W UK pewnie karnety kupuje dużo więcej ludzi a % korzystają z nich niezbyt intensywnie, więc koszty się ładnie rozkładają, a tłoku nie ma.
Ale i tak najbardziej rozwalają te nasze najbardziej PRESTIŻOWE siłownie i fitnessy które wymuszają umowy na rok, bez możliwości rezygnacji, a automatycznym przedłużeniem umowy, z jakimiś powalonymi karami umownymi itp itd... Jakiś dziki wschód normalnie :)
[3] To nie wiem gdzie mieszkasz, bo u mnie siłownia jest za 110 zł na miesiąc z nielimitowaną ilością wejść i godzin. Dodam też, że to nie jest jakaś "Piwnica u Zdzicha super PAKO", ale normalna siłownia znajdująca się na najwyższym piętrze w największej Galerii Handlowej w mieście.
nic dodać nic ująć. W łodzi standardem jest ok. 100-120 za miesiąc. 50 za lokal w bloku, gdzie ćwiczy się razem z karkami
U mnie w UK karnet miesięczny to 35 f a roczny to 250 f
Dostęp do wszystkich zajęć, saun, basenów itd itp
le'maadr - Nie każdy ma miejsce na sprzęt. Niestety.
Sam płacę 86 zł/miesiąc, jako zniżkę dla studenta i umowa podpisana na rok... Na siłowni wszystko mam, może za dużo ludzi czasem, ale nie stoję i nie czekam na sprzęt. Nie mam co wielce narzekać :)
nie rozumiem ludzi którzy chodzą na siłownie, szczególnie takich którzy idą i robią wszystkie ćwiczenia na maszynach.
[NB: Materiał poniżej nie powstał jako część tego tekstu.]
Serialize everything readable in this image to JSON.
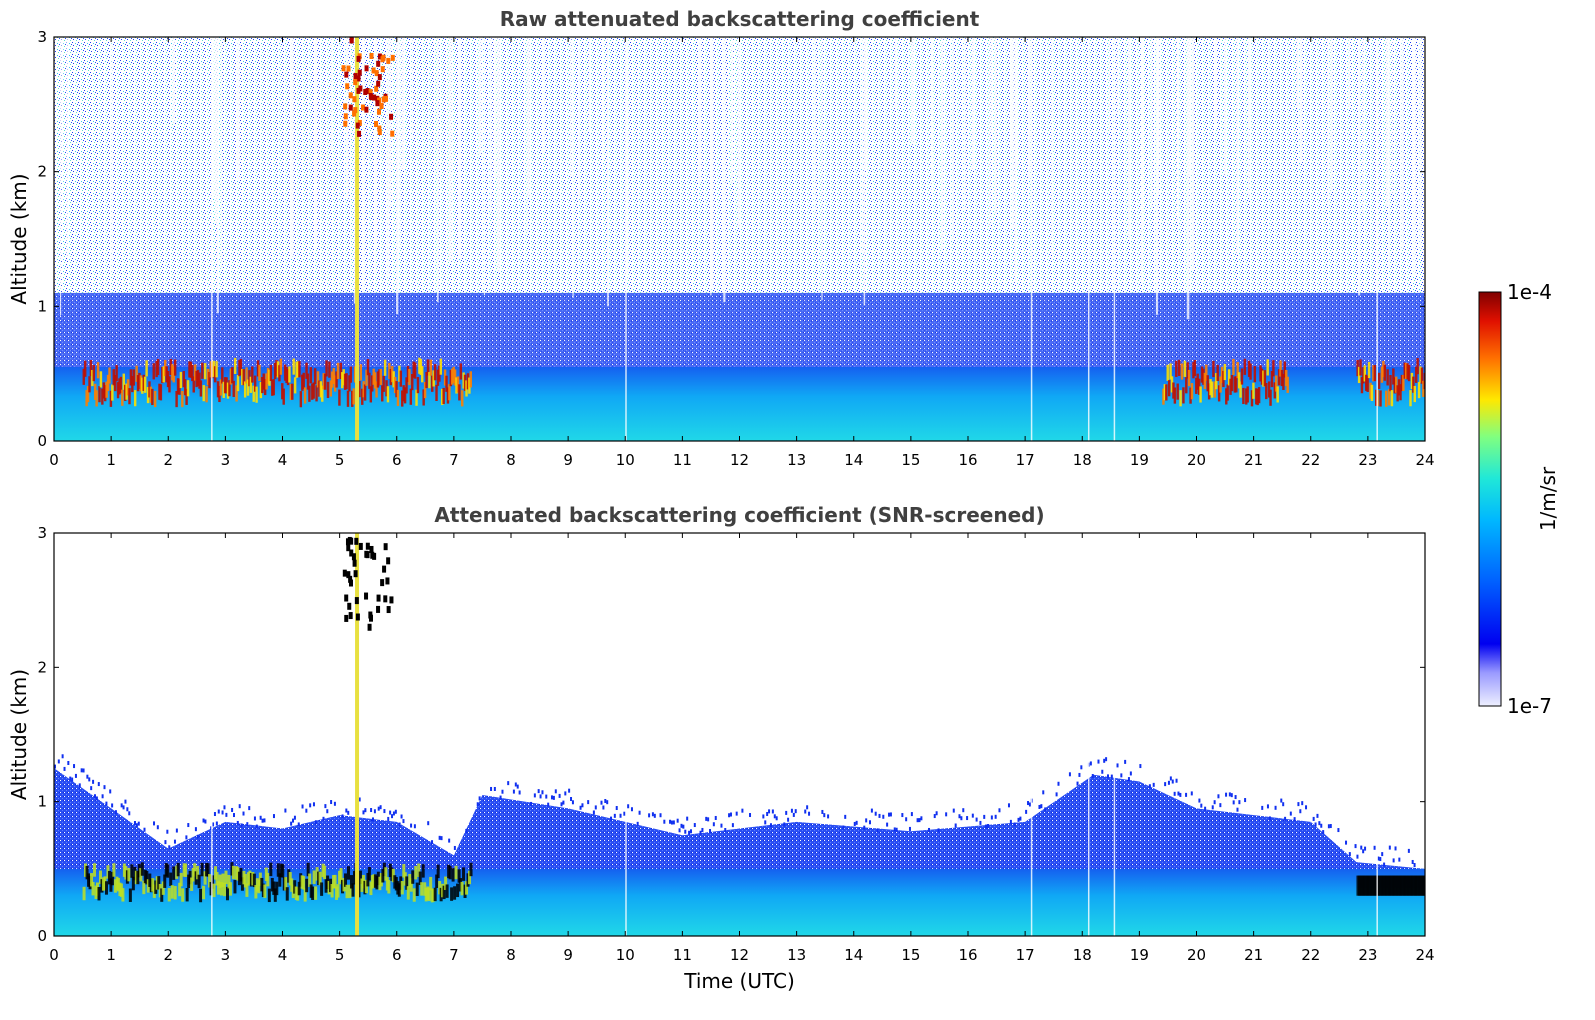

Bo może chcą wyjść do ludzi, nie mają miejsca na graty w chacie, różnorodność maszyn im odpowiada itd. ?
Czestochowa - wszystkie karnety wazne 40 dni:
75zl - 12 wejsc
85zl - 16 wejsc
95zl - open
125 - open + aerobiki
Dawno nie bylem wiec +-5zl ale mniej wiecej tak to wyglada. Silownia porzadna, kilkadziesiat maszyn, wielkie sale, zero scisku.
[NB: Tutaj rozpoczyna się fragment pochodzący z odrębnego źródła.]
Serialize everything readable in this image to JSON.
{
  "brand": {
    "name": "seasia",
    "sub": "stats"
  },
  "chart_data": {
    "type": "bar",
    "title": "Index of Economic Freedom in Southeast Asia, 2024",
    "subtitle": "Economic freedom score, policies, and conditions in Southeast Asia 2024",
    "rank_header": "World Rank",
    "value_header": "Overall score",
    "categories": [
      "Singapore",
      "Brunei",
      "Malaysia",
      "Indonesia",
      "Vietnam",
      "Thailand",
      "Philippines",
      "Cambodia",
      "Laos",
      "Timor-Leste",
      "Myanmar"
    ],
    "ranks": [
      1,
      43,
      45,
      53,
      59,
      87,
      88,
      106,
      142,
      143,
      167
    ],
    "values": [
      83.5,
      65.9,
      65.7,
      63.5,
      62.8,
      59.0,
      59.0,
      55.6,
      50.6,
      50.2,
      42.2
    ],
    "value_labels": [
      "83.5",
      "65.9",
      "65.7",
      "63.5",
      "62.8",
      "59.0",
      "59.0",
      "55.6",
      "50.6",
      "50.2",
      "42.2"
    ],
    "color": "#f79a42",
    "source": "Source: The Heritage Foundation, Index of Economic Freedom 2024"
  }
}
le'maadr --> a ja nie rozumiem ćwiczących w domu na sprzęcie za 1000 zł który jest serwisowany dopiero jak się coś zepsuje. Poza tym ćwiczenie samemu sprawia tyle radości co picie do lustra(przynajmniej wg mnie). Ja całą frajdę w ćwiczeniu widzę w tym, że spotykam się ze znajomymi, poznaje nowe osoby itd. Przez cały trening pogadamy i aż chce się ćwiczyć
Mnie niezmiernie irytuje cena basenu - ulgowy to 10 zł za godzinę. Normalny 15 zł, z sauną 20 zł. Moim zdaniem strasznie drogo, ulgowy to jeszcze przejdzie, ale aż 15 zł za godzinę? Żeby to jeszcze był jakiś wypasiony basen, a to zwykłe 25 metrów z rurą, na dodatek od 8 do 18 zajęte przez szkołę, więc dla normalnych ludzi otwarte od 18 do 22, a i tak nie wszystkie tory, tylko średnio 4 (bo nauki pływania etc.). I wtedy walą tłumy po pracy i o komfortowym pływaniu można zapomnieć, zazwyczaj pływa się w 4-5 osób na tak krótkim torze.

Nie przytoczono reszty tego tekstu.